Pharmacotherapeutic strategies for aggression-related disorders

Aggression can be associated with various psychiatric conditions, including but not limited to, disruptive behavior disorders, mood disorders, personality disorders, and certain neurodevelopmental disorders. The use of medications aims to reduce aggression, improve impulse control, and promote emotional regulation. One class of medications commonly used in the treatment of aggression-related disorders is antipsychotics. These medications, such as risperidone and olanzapine, target the dopamine receptors in the brain. By blocking dopamine activity, antipsychotics help regulate neurotransmitter imbalances and stabilize mood. They are frequently prescribed for conditions like schizophrenia, bipolar disorder, and conduct disorder, where aggression is a prominent symptom (Tseligkaridou et al. 2023).

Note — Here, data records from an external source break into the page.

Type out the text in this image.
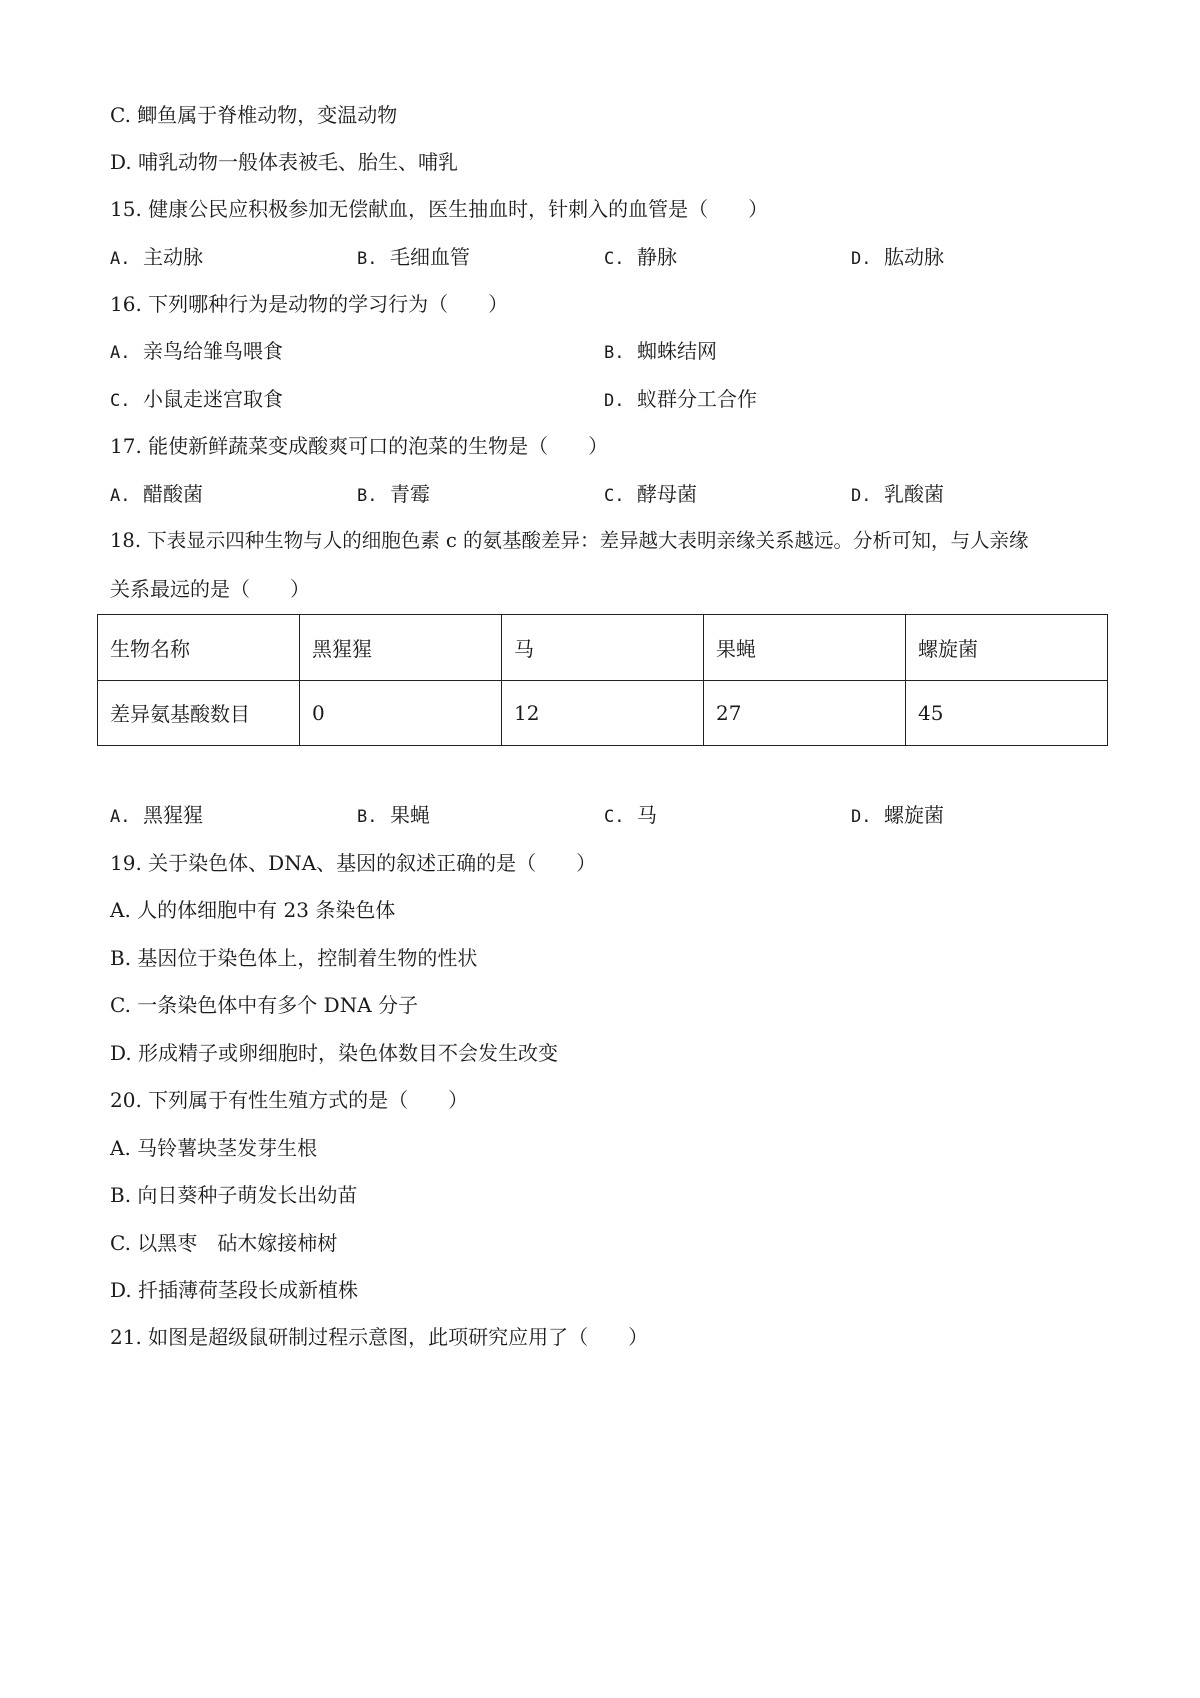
C. 鲫鱼属于脊椎动物，变温动物
D. 哺乳动物一般体表被毛、胎生、哺乳
15. 健康公民应积极参加无偿献血，医生抽血时，针刺入的血管是（　　）
A. 主动脉	B. 毛细血管	C. 静脉	D. 肱动脉
16. 下列哪种行为是动物的学习行为（　　）
A. 亲鸟给雏鸟喂食	B. 蜘蛛结网
C. 小鼠走迷宫取食	D. 蚁群分工合作
17. 能使新鲜蔬菜变成酸爽可口的泡菜的生物是（　　）
A. 醋酸菌	B. 青霉	C. 酵母菌	D. 乳酸菌
18. 下表显示四种生物与人的细胞色素 c 的氨基酸差异：差异越大表明亲缘关系越远。分析可知，与人亲缘
关系最远的是（　　）
生物名称	黑猩猩	马	果蝇	螺旋菌
差异氨基酸数目	0	12	27	45
A. 黑猩猩	B. 果蝇	C. 马	D. 螺旋菌
19. 关于染色体、DNA、基因的叙述正确的是（　　）
A. 人的体细胞中有 23 条染色体
B. 基因位于染色体上，控制着生物的性状
C. 一条染色体中有多个 DNA 分子
D. 形成精子或卵细胞时，染色体数目不会发生改变
20. 下列属于有性生殖方式的是（　　）
A. 马铃薯块茎发芽生根
B. 向日葵种子萌发长出幼苗
C. 以黑枣　砧木嫁接柿树
D. 扦插薄荷茎段长成新植株
21. 如图是超级鼠研制过程示意图，此项研究应用了（　　）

Mood stabilizers are another pharmacotherapeutic approach utilized in managing aggression-related disorders. Medications like lithium and valproate are often prescribed for individuals with bipolar disorder. These agents help stabilize mood swings and impulsive behaviors, which can contribute to aggressive outbursts. By modulating neurotransmitter activity and promoting emotional stability, mood stabilizers can effectively reduce aggression. Selective serotonin reuptake inhibitors (SSRIs) are commonly used in the treatment of aggression associated with depressive disorders, anxiety disorders, and certain personality disorders. Medications such as fluoxetine and sertraline increase serotonin levels in the brain by inhibiting its reuptake, thereby improving mood and reducing impulsive and aggressive behaviors. SSRIs are valuable in addressing the underlying emotional dysregulation that may contribute to aggression (O’donnell et al. 2022).

In acute situations where immediate intervention is necessary to manage aggression and agitation, benzodiazepines can be employed. Medications like diazepam and lorazepam have sedative and calming effects, helping to alleviate acute episodes of aggression (Zaman et al. 2017). They act on the gamma-aminobutyric acid (GABA) receptors in the brain, which are involved in reducing excitability and promoting relaxation. For individuals with attention-deficit/hyperactivity disorder (ADHD) or conduct disorder, alpha-2 adrenergic agonists like clonidine and guanfacine can be beneficial in managing aggression (Mechler et al. 2022). These medications regulate norepinephrine levels in the brain and improve impulse control. By targeting the alpha-2 adrenergic receptors, they help reduce hyperactivity, impulsivity, and aggressive behaviors often associated with these disorders.

Conclusion

This comprehensive review highlights the intricate relationships between stress, the HPA axis, the HPG axis, and the androgen system in the context of aggression. The findings underscore the importance of multidisciplinary investigations that integrate neuroscience, endocrinology, and behavioral sciences to unravel the complex neuroendocrine mechanisms underlying aggression. Further research is needed to elucidate the causal relationships between stress, hormonal regulation, and aggressive behavior, as well as to identify novel therapeutic targets for aggression-related disorders. Understanding the interplay between these systems holds significant promise for advancing our knowledge and developing effective interventions in the field of aggression research.